I'm A Banana
Potassium-Rich
there's still the fact this fails the fantasy for the people who want their characters to be powerful and competent by their character's own merits, where the awesomeness is part of the character rather than all the trinkets they're carrying, if the guy next to me could be just as powerful if they were given my stuff how does that make ME any part of the hero? and if the wizard does manage to get their hands a belt of giant's strength and ring of invisibility then they're just outclassing me twofold.
This isn't a dealbreaker, it's just a requirement of the design.
Like, we have spells that only work for people who know how to use them.
Maybe the sword that cuts through dimensions also only works for people who know how to use it. Weapon masteries are already a step in this direction (if a mastery is about equal to a cantrip, there could be HIGH LEVEL MASTERIES!), not too hard to expand that.
Just like mages get access to levelled spells based on a class spell list, martials could have levelled magical items based on a class equipment list (your rogues get rings of invisibility, your fighters get flametongues, etc.).
Admittedly, we're flirting close with 4e's "everything is a power" design here, because what's the real difference between a druid spell that lets you wield a blade of fire and a fighter gear option that lets you wield a blade of fire.
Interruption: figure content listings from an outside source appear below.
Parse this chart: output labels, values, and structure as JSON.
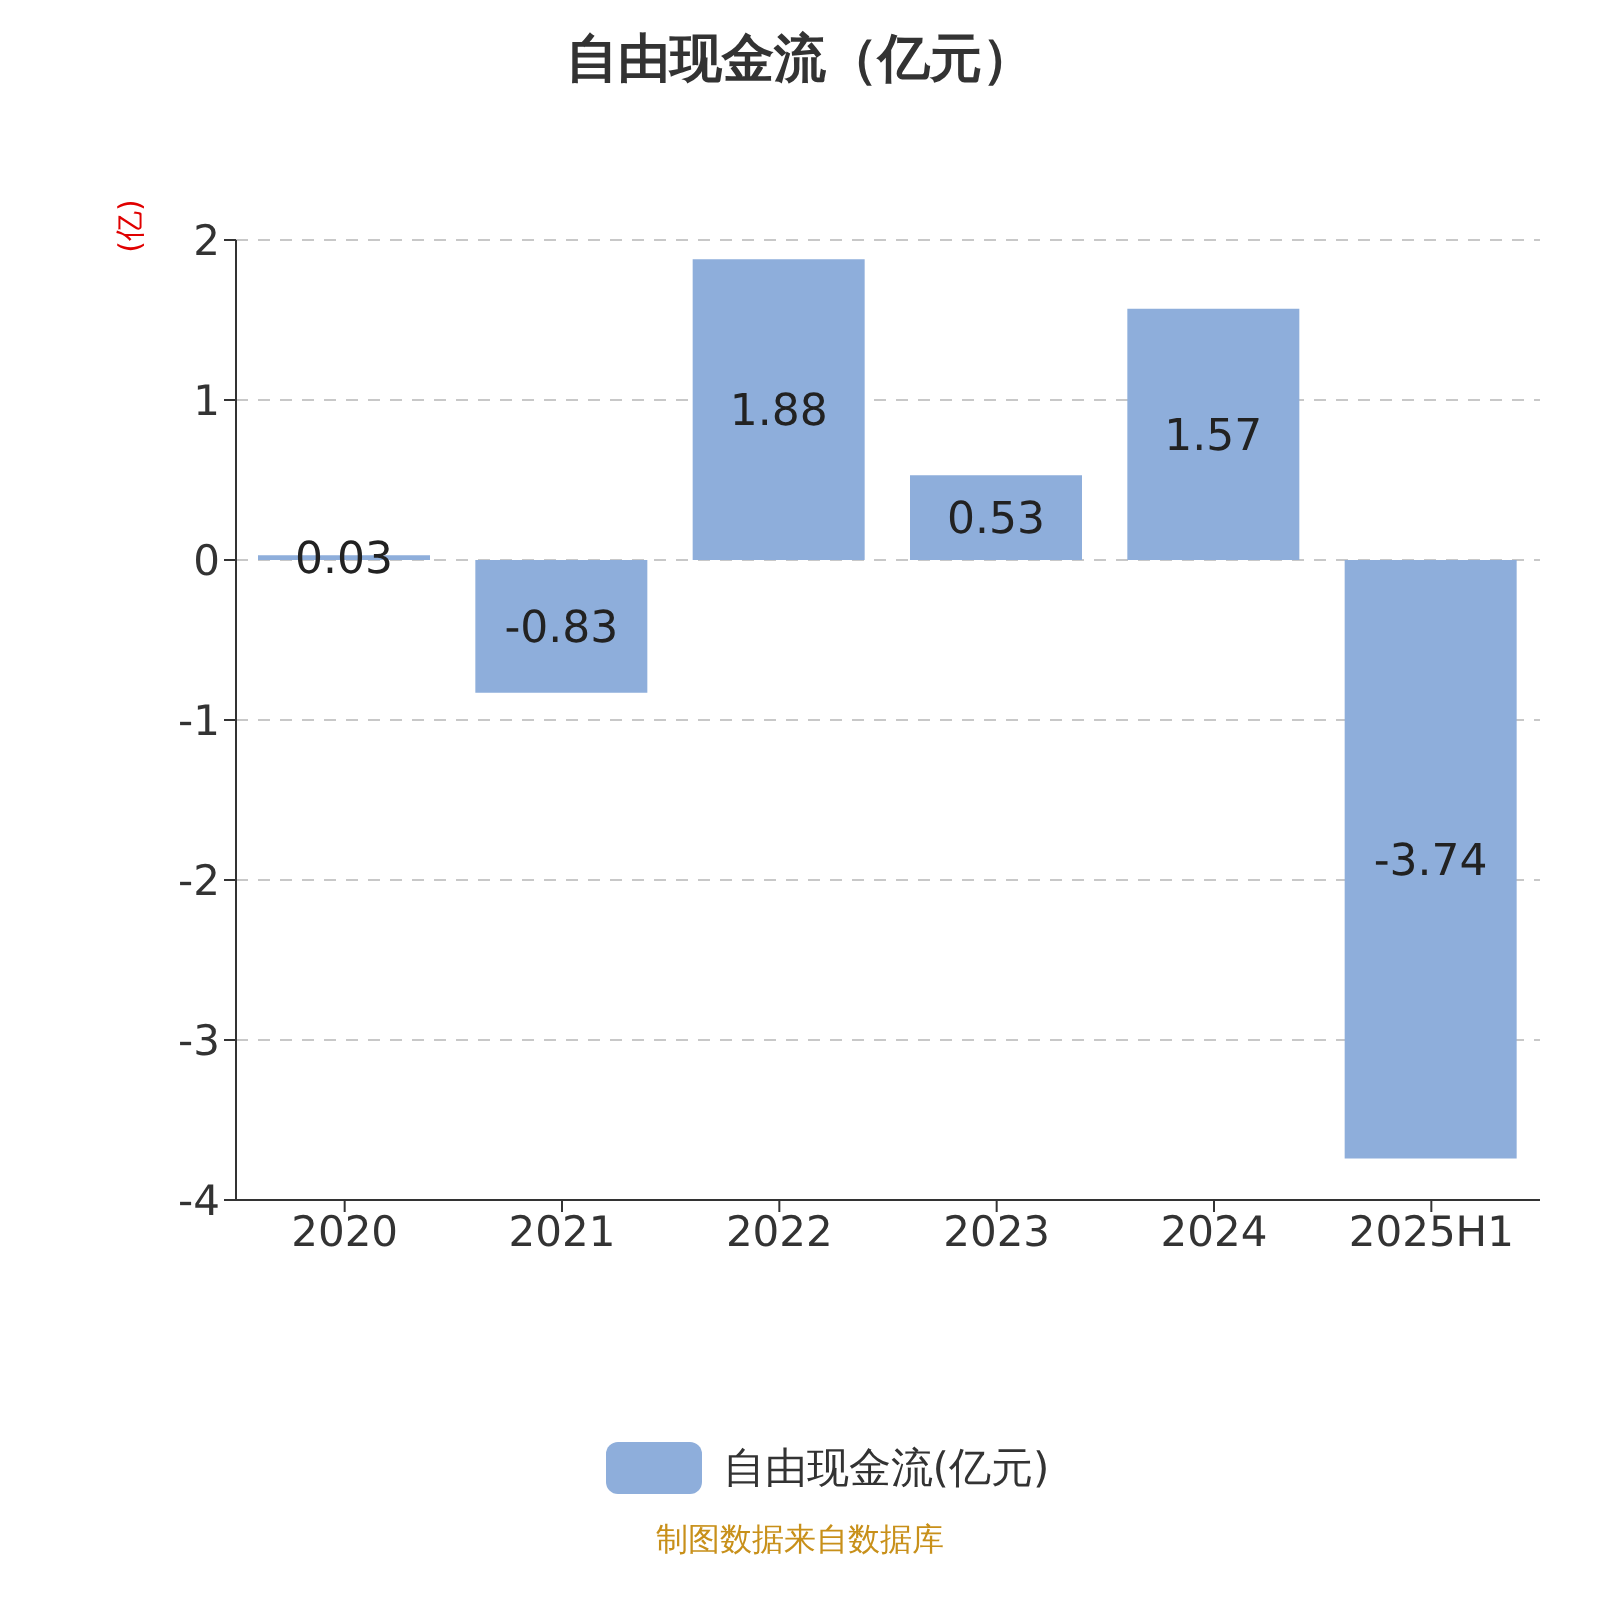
{
  "chart_data": {
    "type": "bar",
    "title": "自由现金流（亿元）",
    "ylabel": "(亿)",
    "categories": [
      "2020",
      "2021",
      "2022",
      "2023",
      "2024",
      "2025H1"
    ],
    "series": [
      {
        "name": "自由现金流(亿元)",
        "color": "#8eaedb",
        "values": [
          0.03,
          -0.83,
          1.88,
          0.53,
          1.57,
          -3.74
        ]
      }
    ],
    "ylim": [
      -4,
      2
    ],
    "yticks": [
      -4,
      -3,
      -2,
      -1,
      0,
      1,
      2
    ],
    "grid": "y",
    "legend": "bottom",
    "data_labels": true,
    "annotations": [
      "制图数据来自数据库"
    ]
  }
}
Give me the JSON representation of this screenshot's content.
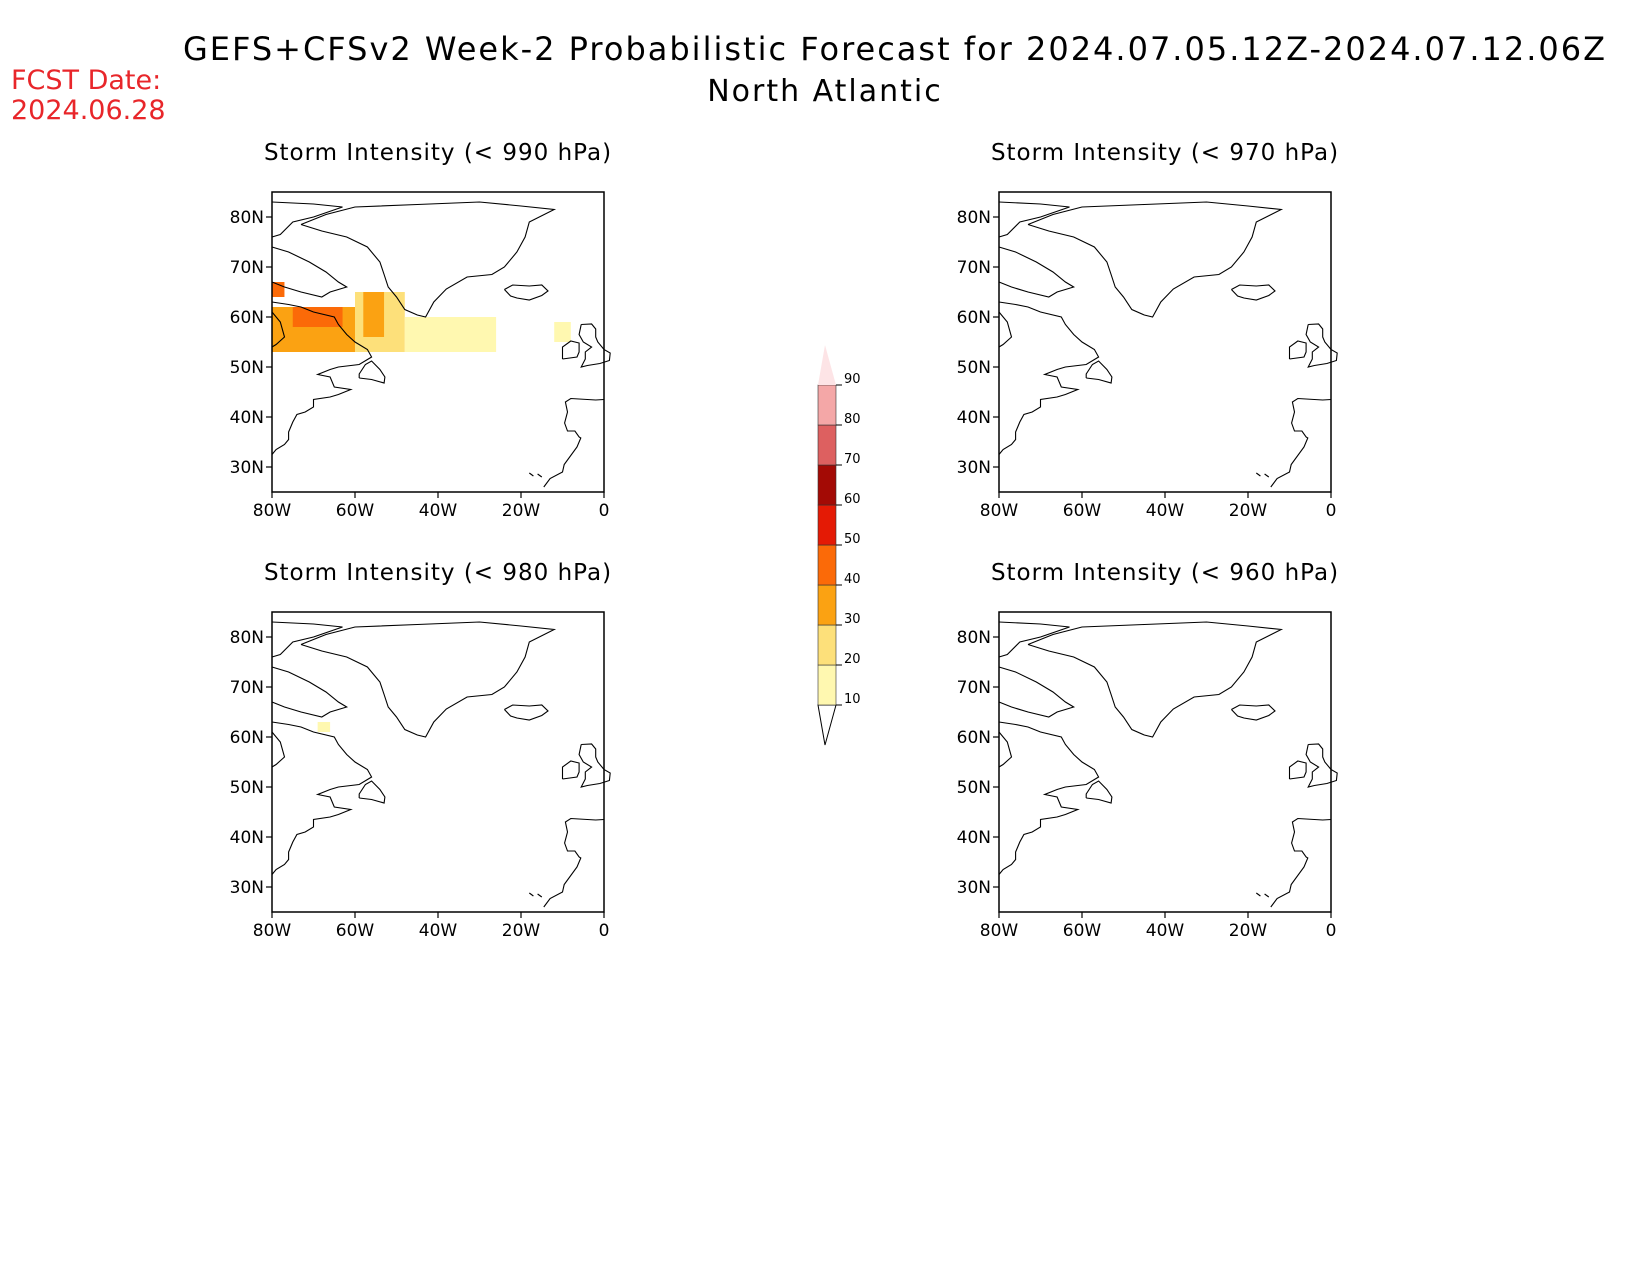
{
  "title": "GEFS+CFSv2 Week-2 Probabilistic Forecast for 2024.07.05.12Z-2024.07.12.06Z",
  "subtitle": "North Atlantic",
  "fcst_label": "FCST Date:",
  "fcst_date": "2024.06.28",
  "panels": [
    {
      "title": "Storm Intensity (< 990 hPa)",
      "field": "p990"
    },
    {
      "title": "Storm Intensity (< 970 hPa)",
      "field": "p970"
    },
    {
      "title": "Storm Intensity (< 980 hPa)",
      "field": "p980"
    },
    {
      "title": "Storm Intensity (< 960 hPa)",
      "field": "p960"
    }
  ],
  "map_extent": {
    "lon": [
      -80,
      0
    ],
    "lat": [
      25,
      85
    ]
  },
  "lat_ticks": [
    "30N",
    "40N",
    "50N",
    "60N",
    "70N",
    "80N"
  ],
  "lon_ticks": [
    "80W",
    "60W",
    "40W",
    "20W",
    "0"
  ],
  "colorbar": {
    "levels": [
      10,
      20,
      30,
      40,
      50,
      60,
      70,
      80,
      90
    ],
    "labels": [
      "10",
      "20",
      "30",
      "40",
      "50",
      "60",
      "70",
      "80",
      "90"
    ],
    "colors": [
      "#fff8b0",
      "#fde07a",
      "#fba212",
      "#fb6a08",
      "#e41a05",
      "#a30a05",
      "#dd6060",
      "#f4a7a7",
      "#fde4e6"
    ]
  },
  "chart_data": {
    "type": "heatmap",
    "units": "percent probability",
    "p990": [
      {
        "lon": [
          -80,
          -77
        ],
        "lat": [
          64,
          67
        ],
        "value": 40
      },
      {
        "lon": [
          -80,
          -60
        ],
        "lat": [
          53,
          62
        ],
        "value": 30
      },
      {
        "lon": [
          -75,
          -63
        ],
        "lat": [
          58,
          62
        ],
        "value": 40
      },
      {
        "lon": [
          -60,
          -48
        ],
        "lat": [
          53,
          65
        ],
        "value": 20
      },
      {
        "lon": [
          -58,
          -53
        ],
        "lat": [
          56,
          65
        ],
        "value": 30
      },
      {
        "lon": [
          -48,
          -26
        ],
        "lat": [
          53,
          60
        ],
        "value": 10
      },
      {
        "lon": [
          -12,
          -8
        ],
        "lat": [
          55,
          59
        ],
        "value": 10
      }
    ],
    "p980": [
      {
        "lon": [
          -69,
          -66
        ],
        "lat": [
          61,
          63
        ],
        "value": 10
      }
    ],
    "p970": [],
    "p960": []
  }
}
And that's....there's tradeoffs to that design. Homogeneity. Over-standardization. Sameyness. So this isn't a win without risk.
But, "how do you distinguish classes when everyone has very similar capabilities" is at least a different problem.
And, we wouldn't necessarily be repeating 4e's definition of every class based on combat ability. A ring of invisibility works differently from an invisibility spell, and we can keep that distinction to some degree. Fighters maybe get invocation-like abilities. A suit of armor that casts false life, etc. But now I've gone and stirred up the "every class should be a warlock" contingent.